I just read this and it was a great read. You did a very good job putting it together. KEEP HAVING FUN! One day you will look back on these as some of the best times in your life. 

- Brian/CD

PS You are welcome for... you know what.


----------



## CharlieCobra (May 23, 2006)

Good job Fred! On to the Nationals to take a bullet (win) or two. Just keep your wits and sail YOUR race. The sail looked good.


----------



## TSOJOURNER (Dec 16, 1999)

Obrigado a todos  

obrigado is thank you   and todos is all

we play with Filipe on the car, and he give me punishment but I am happy we are friends and we joke                 

Camamaderie. BURN THE KEEPER....BURN THE KEEPER....BURN THE KEEPER       

i have a botle to drink water in my life vest, myh mother gave it to me. I dink when I sail now, next time I put wine    not water


----------



## CharlieCobra (May 23, 2006)

Uh huh, leave the wine at home Fred. The idea is to win or place, correct?


----------



## TSOJOURNER (Dec 16, 1999)

Great job, fred ----you make the furure of sailing look bright!!


----------



## bestfriend (Sep 26, 2006)

I am very glad to hear that you are having such a good time, Fred, and doing so well at it to boot!


----------



## camaraderie (May 22, 2002)

Fred...I got you a new T-Shirt! Show your Papa...he will be amazed at my photoshop skills!! (G)


----------



## tommyt (Sep 21, 2002)

Fred,

Congratulations!!!!!!! Obviously all your work, and fun, paid off. I am very proud of you.

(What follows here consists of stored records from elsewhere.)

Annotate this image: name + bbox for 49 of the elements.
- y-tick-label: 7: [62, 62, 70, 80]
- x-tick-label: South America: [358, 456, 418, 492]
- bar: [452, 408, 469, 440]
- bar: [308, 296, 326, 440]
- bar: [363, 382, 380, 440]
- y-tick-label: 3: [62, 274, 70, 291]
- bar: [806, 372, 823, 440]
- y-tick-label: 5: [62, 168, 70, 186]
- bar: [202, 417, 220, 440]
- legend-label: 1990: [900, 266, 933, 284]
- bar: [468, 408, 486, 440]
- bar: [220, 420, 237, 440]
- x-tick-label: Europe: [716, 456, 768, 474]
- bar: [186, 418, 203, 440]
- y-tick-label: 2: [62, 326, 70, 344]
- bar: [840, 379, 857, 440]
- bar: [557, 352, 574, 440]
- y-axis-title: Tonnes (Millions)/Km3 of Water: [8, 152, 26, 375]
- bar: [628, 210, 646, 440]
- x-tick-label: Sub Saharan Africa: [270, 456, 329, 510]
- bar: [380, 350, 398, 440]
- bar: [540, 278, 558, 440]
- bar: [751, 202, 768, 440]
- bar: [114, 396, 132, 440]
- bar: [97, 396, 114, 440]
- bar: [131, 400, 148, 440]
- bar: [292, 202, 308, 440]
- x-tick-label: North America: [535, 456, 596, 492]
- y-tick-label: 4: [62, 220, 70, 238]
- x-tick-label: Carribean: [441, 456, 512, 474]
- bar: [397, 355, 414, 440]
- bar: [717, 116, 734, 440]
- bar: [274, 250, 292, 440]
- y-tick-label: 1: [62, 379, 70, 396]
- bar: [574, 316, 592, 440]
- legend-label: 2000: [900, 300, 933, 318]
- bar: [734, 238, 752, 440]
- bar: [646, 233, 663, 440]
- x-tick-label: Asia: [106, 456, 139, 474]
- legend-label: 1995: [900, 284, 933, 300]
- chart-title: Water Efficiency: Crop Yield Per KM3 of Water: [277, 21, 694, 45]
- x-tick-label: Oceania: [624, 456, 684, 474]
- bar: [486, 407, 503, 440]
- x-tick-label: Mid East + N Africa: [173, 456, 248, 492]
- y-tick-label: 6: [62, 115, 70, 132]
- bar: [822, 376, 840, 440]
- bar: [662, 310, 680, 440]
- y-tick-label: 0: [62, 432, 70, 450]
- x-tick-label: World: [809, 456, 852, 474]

Our computers were killed by lightning last week and this is the first time I have been able to get back on. I really did not care about the 200 emails I have, I WANTED TO KNOW HOW FRED DID!!!!!!! It was worth waiting for.

I hope it was really good pizza.

Keep up the great work. We are all cheering for you.

Your friend,

Tom


----------



## TSOJOURNER (Dec 16, 1999)

camaraderie said:


> Fred...I got you a new T-Shirt! Show your Papa...he will be amazed at my photoshop skills!! (G)
> View attachment 471


     ahahahaaha   no no no   yopu paint that on me not true   

NO NO NO   

I don't do that, i l.ike the striker.

BURN THE KEEPER BUURN THE KEEPER BURN THE KEEEPER   

AND THE striker wins the keepr sucks    

buuuuuuuuuuuuuuuuuuuuuuuuuuuuu


----------



## TSOJOURNER (Dec 16, 1999)

tommyt said:


> Fred,
> 
> Congratulations!!!!!!! Obviously all your work, and fun, paid off. I am very proud of you.
> 
> ...


hello tom

you remeber the spider?      

why you hit your computer??????????     are you      with it?

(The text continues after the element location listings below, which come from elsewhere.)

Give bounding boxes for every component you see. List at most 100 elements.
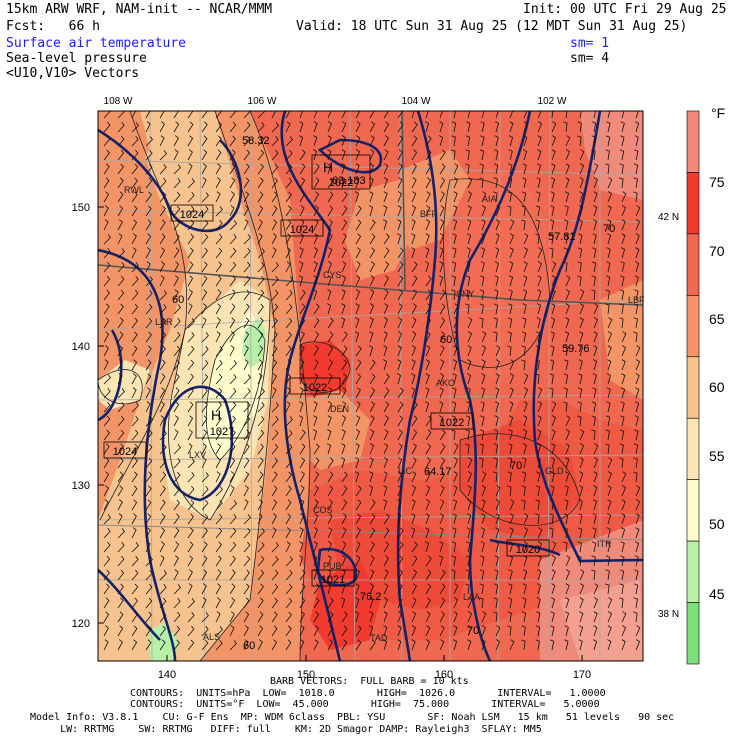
- wind-barb: [327, 429, 332, 441]
- wind-barb: [159, 345, 166, 357]
- wind-barb: [173, 444, 181, 455]
- wind-barb: [620, 247, 626, 259]
- wind-barb: [257, 471, 264, 483]
- wind-barb: [579, 111, 582, 119]
- wind-barb: [117, 625, 124, 637]
- wind-barb: [257, 345, 264, 357]
- wind-barb: [467, 499, 472, 511]
- wind-barb: [355, 275, 361, 287]
- wind-barb: [383, 513, 390, 525]
- wind-barb: [564, 639, 569, 651]
- wind-barb: [215, 583, 222, 595]
- wind-barb: [313, 401, 318, 413]
- wind-barb: [593, 611, 598, 623]
- wind-barb: [327, 261, 332, 273]
- wind-barb: [271, 625, 278, 637]
- wind-barb: [341, 429, 346, 441]
- wind-barb: [383, 317, 388, 329]
- wind-barb: [480, 135, 485, 147]
- wind-barb: [551, 443, 556, 455]
- wind-barb: [493, 163, 499, 175]
- wind-barb: [369, 135, 375, 147]
- wind-barb: [187, 555, 194, 567]
- wind-barb: [327, 513, 333, 525]
- wind-barb: [131, 345, 138, 357]
- wind-barb: [522, 457, 527, 469]
- wind-barb: [466, 233, 472, 245]
- wind-barb: [579, 331, 584, 343]
- wind-barb: [411, 429, 418, 441]
- wind-barb: [508, 135, 514, 147]
- wind-barb: [285, 541, 291, 553]
- wind-barb: [495, 527, 500, 539]
- wind-barb: [341, 541, 347, 553]
- wind-barb: [411, 177, 417, 189]
- wind-barb: [354, 191, 360, 203]
- wind-barb: [481, 639, 486, 651]
- wind-barb: [229, 345, 235, 357]
- wind-barb: [271, 542, 279, 553]
- wind-barb: [593, 457, 598, 469]
- wind-barb: [159, 247, 166, 259]
- wind-barb: [591, 415, 596, 427]
- wind-barb: [383, 149, 389, 161]
- wind-barb: [215, 331, 221, 343]
- wind-barb: [145, 569, 153, 581]
- valid-time: Valid: 18 UTC Sun 31 Aug 25 (12 MDT Sun …: [296, 19, 688, 34]
- wind-barb: [368, 625, 374, 637]
- wind-barb: [229, 331, 235, 343]
- wind-barb: [369, 121, 375, 133]
- wind-barb: [201, 163, 207, 175]
- wind-barb: [341, 111, 347, 119]
- smoothing-1: sm= 1: [570, 36, 610, 51]
- wind-barb: [145, 583, 153, 595]
- wind-barb: [313, 205, 319, 217]
- wind-barb: [201, 499, 209, 511]
- wind-barb: [564, 485, 569, 497]
- model-info-1: Model Info: V3.8.1 CU: G-F Ens MP: WDM 6…: [30, 712, 675, 723]
- colorbar-segment: [686, 172, 700, 235]
- wind-barb: [159, 150, 167, 161]
- wind-barb: [341, 275, 346, 287]
- wind-barb: [145, 499, 152, 511]
- wind-barb: [131, 457, 138, 469]
- wind-barb: [452, 499, 458, 511]
- wind-barb: [313, 177, 320, 189]
- wind-barb: [425, 275, 432, 287]
- wind-barb: [439, 149, 446, 161]
- wind-barb: [549, 639, 555, 651]
- wind-barb: [495, 513, 500, 525]
- wind-barb: [117, 443, 124, 455]
- wind-barb: [117, 555, 125, 567]
- wind-barb: [229, 597, 236, 609]
- wind-barb: [509, 247, 514, 259]
- wind-barb: [313, 163, 320, 175]
- wind-barb: [201, 457, 207, 469]
- wind-barb: [131, 542, 139, 553]
- wind-barb: [382, 219, 388, 231]
- wind-barb: [271, 191, 278, 203]
- wind-barb: [411, 219, 416, 231]
- wind-barb: [411, 415, 418, 427]
- wind-barb: [341, 247, 347, 259]
- wind-barb: [326, 443, 332, 455]
- wind-barb: [340, 597, 346, 609]
- wind-barb: [215, 486, 223, 497]
- wind-barb: [327, 177, 334, 189]
- wind-barb: [522, 149, 528, 161]
- wind-barb: [467, 111, 471, 119]
- wind-barb: [453, 331, 458, 343]
- wind-barb: [536, 303, 542, 315]
- wind-barb: [187, 499, 195, 511]
- wind-barb: [215, 457, 221, 469]
- wind-barb: [229, 625, 235, 637]
- wind-barb: [215, 429, 222, 441]
- wind-barb: [271, 135, 279, 147]
- wind-barb: [215, 527, 223, 539]
- wind-barb: [131, 205, 138, 217]
- wind-barb: [383, 415, 389, 427]
- wind-barb: [467, 471, 472, 483]
- wind-barb: [480, 261, 485, 273]
- wind-barb: [159, 317, 167, 329]
- wind-barb: [271, 163, 279, 175]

when you come here again?   I have more spiders                        

we go to the boat this weekend to vilmoaura, and we go sailing


----------



## camaraderie (May 22, 2002)

Sorry you did not like that one Fred...I took it back and got you two others. 
Which one do you like best??


----------



## TSOJOURNER (Dec 16, 1999)

camaraderie said:


> View attachment 473


      yes yes    

and they like the boats to sail in the water also    

and Ines is saying let me go let me go    

but after and we go they say no no no the wind the wind stop stop dont do the boat sideways and i want to go home     

alyways they cry and cry

look my dad is here and he laghed he says I am crazy, but nice boy.

he says he will give you bad pictures     

*
(CAM...THIS IS ME NOW....BEHAVE.....HE's ONLY 9 LET HIM LIVE FREE A FEW MORE YEARS  !!!)*


----------



## TSOJOURNER (Dec 16, 1999)

Congratulations my young man.
Well done, very impressive.


----------



## mpraca (May 12, 2001)

Fred! Great pictures and great story. Can't win all the time even when you're the best but it's great fun to compete. Keep it up!


----------